Common hogweed (Heracleum sphondylium)

Introduced into the UK by the Romans who grew it as a vegetable, common hogweed has a number of wild food uses.  Its new shoots, green and dry seeds are all edible and with a long season of foraging is a very useful wild food. 
WARNING! Hogweed is very similar to some deadly poisonous members of the Umbellifer family so be very careful regarding identification before you eat any! It is also related to celery so please don't serve this to anyone with a celery allergy. Also, some people are photo sensitive to common hogweed and can suffer from skin irritation and blisters after picking.  Please pick on cloudy days using gloves and cook before eating.

Key identification points:. Large softly furry pinnate leaves - these are leaves that are made up of smaller leaflets sometimes getting smaller and smaller like the leaf version of Russian dolls.
. The leaflets are broad with blunt points.
. The stems are ridged and hairy, either green or purple - NEVER PURPLE SPLASHES.
. The flower heads are flat and made up of smaller flower heads.  The flowers are usually white, often with a hint of pink but they are very variable and can have purple colouring.
. Habitat - meadows, roadside verges, the edge of woodland

Identification tips

Common hogweed flower head  with purple               Purple hogweed stem - uniformly purple,                Dried common hogweed seeds and hogweed colouring                                                        not splashed                                                  seed parkin


Giant hogweed (Heracleum mantegazzianum)

Giant hogweed has phototoxic sap, which means that touching it in daylight can bring about large painful blisters.  DO NOT TOUCH. It has leaves that are large, rounder in shape and with sharp points on its leaflets.  At full height it will be well over 2m with very large flowering stems and flower heads.  The dead, dried stems persist into the following spring.

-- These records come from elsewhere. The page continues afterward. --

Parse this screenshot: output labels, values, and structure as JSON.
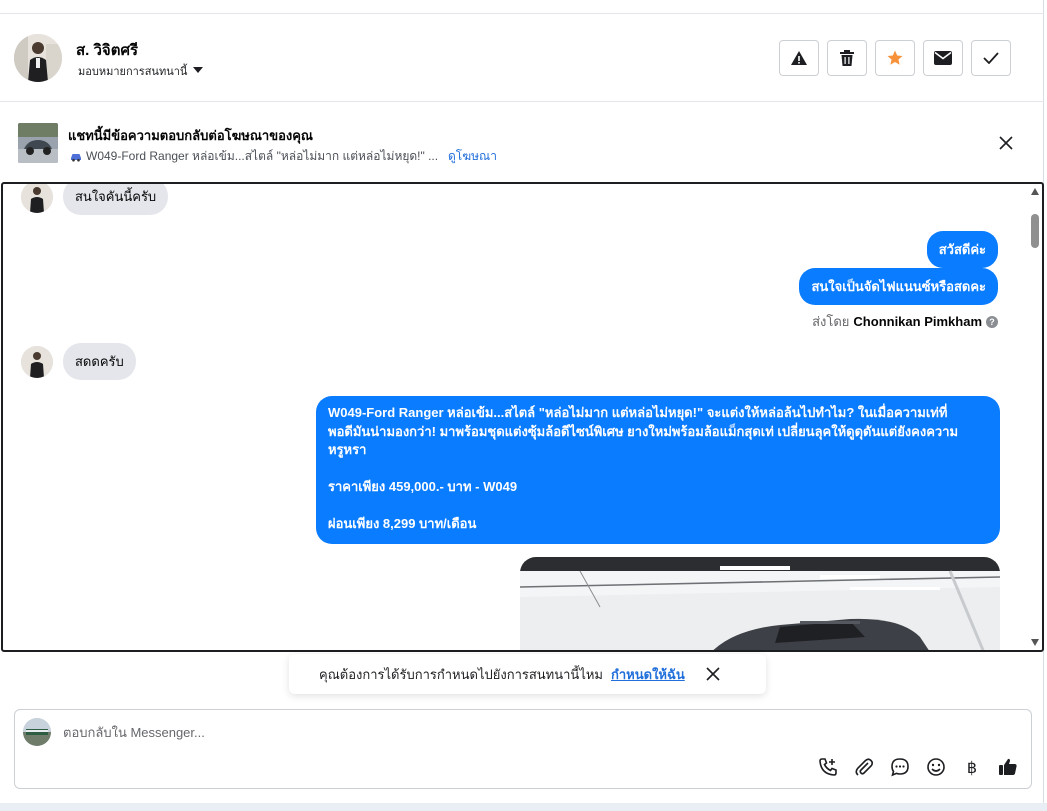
{
  "contact": {
    "name": "ส. วิจิตศรี",
    "assign_label": "มอบหมายการสนทนานี้"
  },
  "header_actions": [
    {
      "name": "spam-button",
      "icon": "warning-icon"
    },
    {
      "name": "delete-button",
      "icon": "trash-icon"
    },
    {
      "name": "star-button",
      "icon": "star-icon",
      "color": "#f7923b"
    },
    {
      "name": "mail-button",
      "icon": "envelope-icon"
    },
    {
      "name": "done-button",
      "icon": "check-icon"
    }
  ],
  "ad_banner": {
    "title": "แชทนี้มีข้อความตอบกลับต่อโฆษณาของคุณ",
    "description": "W049-Ford Ranger หล่อเข้ม...สไตล์ \"หล่อไม่มาก แต่หล่อไม่หยุด!\" ...",
    "link_label": "ดูโฆษณา"
  },
  "messages": {
    "incoming_1": "สนใจคันนี้ครับ",
    "outgoing_1": "สวัสดีค่ะ",
    "outgoing_2": "สนใจเป็นจัดไฟแนนซ์หรือสดคะ",
    "sent_by_prefix": "ส่งโดย",
    "sent_by_name": "Chonnikan Pimkham",
    "incoming_2": "สดดครับ",
    "long_message_lines": [
      "W049-Ford Ranger หล่อเข้ม...สไตล์ \"หล่อไม่มาก แต่หล่อไม่หยุด!\"  จะแต่งให้หล่อล้นไปทำไม? ในเมื่อความเท่ที่",
      "พอดีมันน่ามองกว่า! มาพร้อมชุดแต่งซุ้มล้อดีไซน์พิเศษ ยางใหม่พร้อมล้อแม็กสุดเท่ เปลี่ยนลุคให้ดูดุดันแต่ยังคงความ",
      "หรูหรา",
      "",
      " ราคาเพียง 459,000.- บาท - W049",
      "",
      " ผ่อนเพียง 8,299 บาท/เดือน"
    ]
  },
  "assign_prompt": {
    "text": "คุณต้องการได้รับการกำหนดไปยังการสนทนานี้ไหม",
    "link": "กำหนดให้ฉัน"
  },
  "composer": {
    "placeholder": "ตอบกลับใน Messenger...",
    "value": ""
  },
  "composer_tools": [
    "phone-plus-icon",
    "paperclip-icon",
    "chat-bubble-icon",
    "emoji-icon",
    "baht-icon",
    "thumbs-up-icon"
  ],
  "colors": {
    "brand_blue": "#0a7cff",
    "link_blue": "#216fdb",
    "star_orange": "#f7923b"
  }
}
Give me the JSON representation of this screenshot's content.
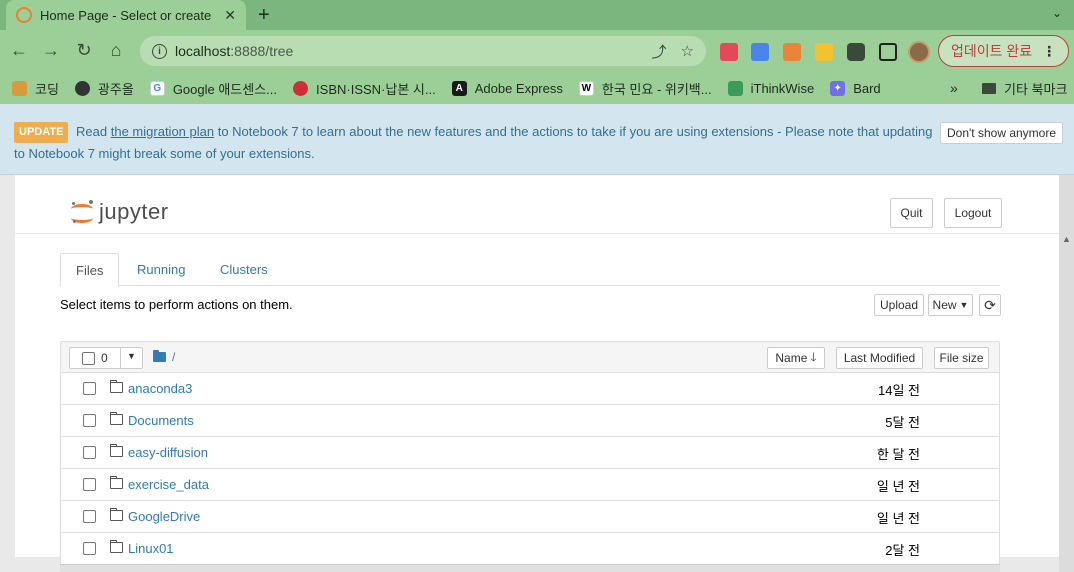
{
  "browser": {
    "tab_title": "Home Page - Select or create",
    "new_tab": "+",
    "url_host": "localhost",
    "url_rest": ":8888/tree",
    "update_button": "업데이트 완료",
    "bookmarks": [
      {
        "label": "코딩",
        "color": "#d99a3c"
      },
      {
        "label": "광주올",
        "color": "#333333"
      },
      {
        "label": "Google 애드센스...",
        "color": "#4285f4"
      },
      {
        "label": "ISBN·ISSN·납본 시...",
        "color": "#cd2e3a"
      },
      {
        "label": "Adobe Express",
        "color": "#1a1a1a"
      },
      {
        "label": "한국 민요 - 위키백...",
        "color": "#ffffff"
      },
      {
        "label": "iThinkWise",
        "color": "#3b9c5a"
      },
      {
        "label": "Bard",
        "color": "#6f6fe8"
      }
    ],
    "other_bookmarks": "기타 북마크"
  },
  "notice": {
    "badge": "UPDATE",
    "text_before": "Read",
    "link": "the migration plan",
    "text_after": "to Notebook 7 to learn about the new features and the actions to take if you are using extensions - Please note that updating to Notebook 7 might break some of your extensions.",
    "dismiss": "Don't show anymore"
  },
  "header": {
    "logo": "jupyter",
    "quit": "Quit",
    "logout": "Logout"
  },
  "tabs": [
    "Files",
    "Running",
    "Clusters"
  ],
  "hint": "Select items to perform actions on them.",
  "actions": {
    "upload": "Upload",
    "new": "New",
    "refresh": "⟳"
  },
  "list": {
    "selected_count": "0",
    "breadcrumb": "/",
    "col_name": "Name",
    "col_modified": "Last Modified",
    "col_size": "File size",
    "rows": [
      {
        "name": "anaconda3",
        "modified": "14일 전"
      },
      {
        "name": "Documents",
        "modified": "5달 전"
      },
      {
        "name": "easy-diffusion",
        "modified": "한 달 전"
      },
      {
        "name": "exercise_data",
        "modified": "일 년 전"
      },
      {
        "name": "GoogleDrive",
        "modified": "일 년 전"
      },
      {
        "name": "Linux01",
        "modified": "2달 전"
      }
    ]
  }
}
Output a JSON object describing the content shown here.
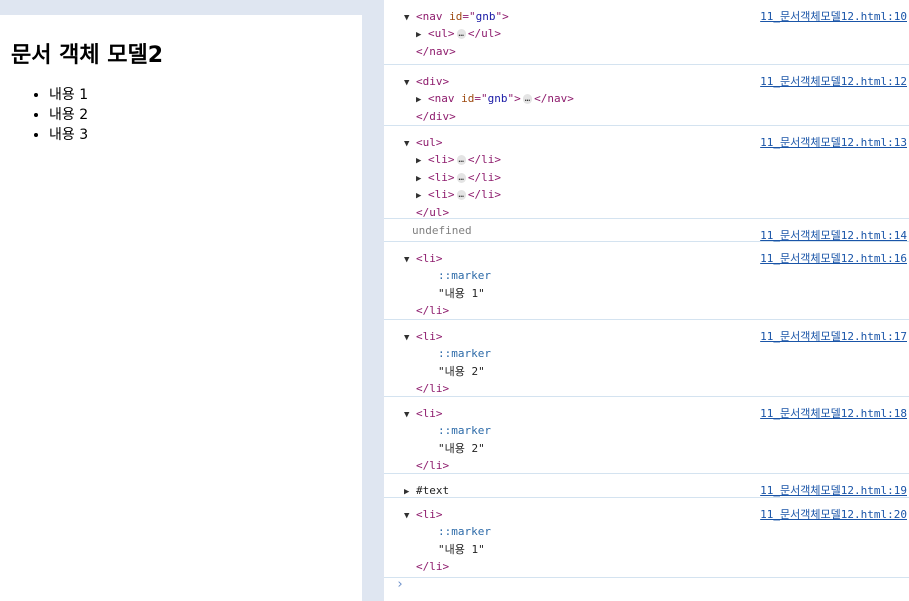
{
  "page": {
    "heading": "문서 객체 모델2",
    "items": [
      "내용 1",
      "내용 2",
      "내용 3"
    ]
  },
  "console": {
    "entries": [
      {
        "source": "11_문서객체모델12.html:10",
        "lines": [
          {
            "tri": "▼",
            "parts": [
              [
                "tag",
                "<nav "
              ],
              [
                "attr-name",
                "id"
              ],
              [
                "tag",
                "=\""
              ],
              [
                "attr-val",
                "gnb"
              ],
              [
                "tag",
                "\">"
              ]
            ]
          },
          {
            "tri": "▶",
            "parts": [
              [
                "tag",
                "<ul>"
              ],
              [
                "ell",
                "…"
              ],
              [
                "tag",
                "</ul>"
              ]
            ]
          },
          {
            "tri": "",
            "parts": [
              [
                "tag",
                "</nav>"
              ]
            ]
          }
        ]
      },
      {
        "source": "11_문서객체모델12.html:12",
        "lines": [
          {
            "tri": "▼",
            "parts": [
              [
                "tag",
                "<div>"
              ]
            ]
          },
          {
            "tri": "▶",
            "parts": [
              [
                "tag",
                "<nav "
              ],
              [
                "attr-name",
                "id"
              ],
              [
                "tag",
                "=\""
              ],
              [
                "attr-val",
                "gnb"
              ],
              [
                "tag",
                "\">"
              ],
              [
                "ell",
                "…"
              ],
              [
                "tag",
                "</nav>"
              ]
            ]
          },
          {
            "tri": "",
            "parts": [
              [
                "tag",
                "</div>"
              ]
            ]
          }
        ]
      },
      {
        "source": "11_문서객체모델12.html:13",
        "lines": [
          {
            "tri": "▼",
            "parts": [
              [
                "tag",
                "<ul>"
              ]
            ]
          },
          {
            "tri": "▶",
            "parts": [
              [
                "tag",
                "<li>"
              ],
              [
                "ell",
                "…"
              ],
              [
                "tag",
                "</li>"
              ]
            ]
          },
          {
            "tri": "▶",
            "parts": [
              [
                "tag",
                "<li>"
              ],
              [
                "ell",
                "…"
              ],
              [
                "tag",
                "</li>"
              ]
            ]
          },
          {
            "tri": "▶",
            "parts": [
              [
                "tag",
                "<li>"
              ],
              [
                "ell",
                "…"
              ],
              [
                "tag",
                "</li>"
              ]
            ]
          },
          {
            "tri": "",
            "parts": [
              [
                "tag",
                "</ul>"
              ]
            ]
          }
        ]
      },
      {
        "source": "11_문서객체모델12.html:14",
        "lines": [
          {
            "tri": "",
            "parts": [
              [
                "muted",
                "undefined"
              ]
            ]
          }
        ]
      },
      {
        "source": "11_문서객체모델12.html:16",
        "lines": [
          {
            "tri": "▼",
            "parts": [
              [
                "tag",
                "<li>"
              ]
            ]
          },
          {
            "tri": "",
            "parts": [
              [
                "pseudo",
                "::marker"
              ]
            ]
          },
          {
            "tri": "",
            "parts": [
              [
                "str",
                "\"내용 1\""
              ]
            ]
          },
          {
            "tri": "",
            "parts": [
              [
                "tag",
                "</li>"
              ]
            ]
          }
        ]
      },
      {
        "source": "11_문서객체모델12.html:17",
        "lines": [
          {
            "tri": "▼",
            "parts": [
              [
                "tag",
                "<li>"
              ]
            ]
          },
          {
            "tri": "",
            "parts": [
              [
                "pseudo",
                "::marker"
              ]
            ]
          },
          {
            "tri": "",
            "parts": [
              [
                "str",
                "\"내용 2\""
              ]
            ]
          },
          {
            "tri": "",
            "parts": [
              [
                "tag",
                "</li>"
              ]
            ]
          }
        ]
      },
      {
        "source": "11_문서객체모델12.html:18",
        "lines": [
          {
            "tri": "▼",
            "parts": [
              [
                "tag",
                "<li>"
              ]
            ]
          },
          {
            "tri": "",
            "parts": [
              [
                "pseudo",
                "::marker"
              ]
            ]
          },
          {
            "tri": "",
            "parts": [
              [
                "str",
                "\"내용 2\""
              ]
            ]
          },
          {
            "tri": "",
            "parts": [
              [
                "tag",
                "</li>"
              ]
            ]
          }
        ]
      },
      {
        "source": "11_문서객체모델12.html:19",
        "lines": [
          {
            "tri": "▶",
            "parts": [
              [
                "plain",
                "#text"
              ]
            ]
          }
        ]
      },
      {
        "source": "11_문서객체모델12.html:20",
        "lines": [
          {
            "tri": "▼",
            "parts": [
              [
                "tag",
                "<li>"
              ]
            ]
          },
          {
            "tri": "",
            "parts": [
              [
                "pseudo",
                "::marker"
              ]
            ]
          },
          {
            "tri": "",
            "parts": [
              [
                "str",
                "\"내용 1\""
              ]
            ]
          },
          {
            "tri": "",
            "parts": [
              [
                "tag",
                "</li>"
              ]
            ]
          }
        ]
      }
    ],
    "prompt": "›"
  }
}
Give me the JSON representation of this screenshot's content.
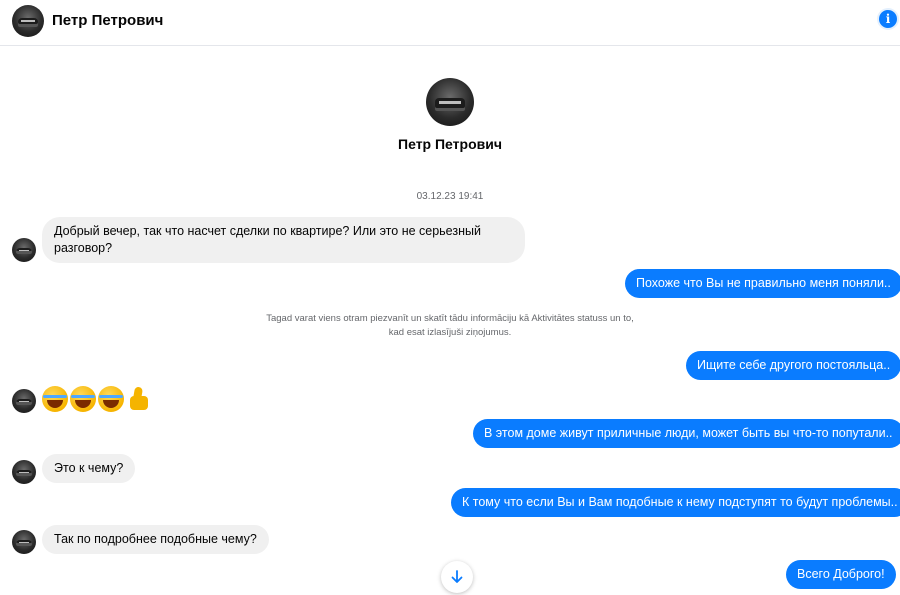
{
  "header": {
    "contact_name": "Петр Петрович",
    "info_icon": "info-icon"
  },
  "profile": {
    "name": "Петр Петрович"
  },
  "conversation": {
    "timestamp": "03.12.23 19:41",
    "notice": "Tagad varat viens otram piezvanīt un skatīt tādu informāciju kā Aktivitātes statuss un to, kad esat izlasījuši ziņojumus.",
    "messages": [
      {
        "from": "them",
        "text": "Добрый вечер, так что насчет сделки по квартире? Или это не серьезный разговор?"
      },
      {
        "from": "me",
        "text": "Похоже что Вы не правильно меня поняли.."
      },
      {
        "from": "me",
        "text": "Ищите себе другого постояльца.."
      },
      {
        "from": "them",
        "emoji": [
          "rolling-laughing-emoji",
          "rolling-laughing-emoji",
          "rolling-laughing-emoji",
          "thumbs-up-emoji"
        ]
      },
      {
        "from": "me",
        "text": "В этом доме живут приличные люди, может быть вы что-то попутали.."
      },
      {
        "from": "them",
        "text": "Это к чему?"
      },
      {
        "from": "me",
        "text": "К тому что если Вы и Вам подобные к нему подступят то будут проблемы.."
      },
      {
        "from": "them",
        "text": "Так по подробнее подобные чему?"
      },
      {
        "from": "me",
        "text": "Всего Доброго!"
      }
    ]
  },
  "controls": {
    "scroll_down_icon": "arrow-down-icon"
  },
  "colors": {
    "outgoing_bubble": "#0a7cff",
    "incoming_bubble": "#f0f0f0",
    "meta_text": "#65676b"
  }
}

Hemlock (Conium maculatum)

This extremely tall (often 2m) and slender member of the carrot family is often seen growing alongside motorways and dual carriageways but also waste ground and damp places.  It has small, delicate pure white flowers and finely divided pinnate leaves, like a cross between carrot leaves and parsley.  The stem often has purple splashes on it like someone has flicked purple paint on it. It has an unpleasant mousey smell. First growth appears in early spring and flowers in June/July.Hemlock is extremely poisonous! It contains a toxin called coiine, which affects the central nervous system causing respiratory failure.

Hemlock water dropwort (Oenanthe croata)

Usually found growing on riverbanks, ditches, marshes and wet areas, this umbellifer is EXTREMELY POISONOUS.  Around 50-150cm tall, the first shoots appear in February and is in full flower by June/July.  The leaves are smooth and hairless, pinnate with blunt tips to the leaflets - scarily similar to flat leaved parsley.  The stems are green and also hairless; the base of the young leaves wrap around the stem like a sheath. Hemlock water dropwort is the most poisonous plant in the UK with all parts of the plant being toxic but most especially the roots.  The plant contains a toxin called oenanthotoxin, which causes increased heart rate, seizures, abdominal pain, vomiting and, sadly, death.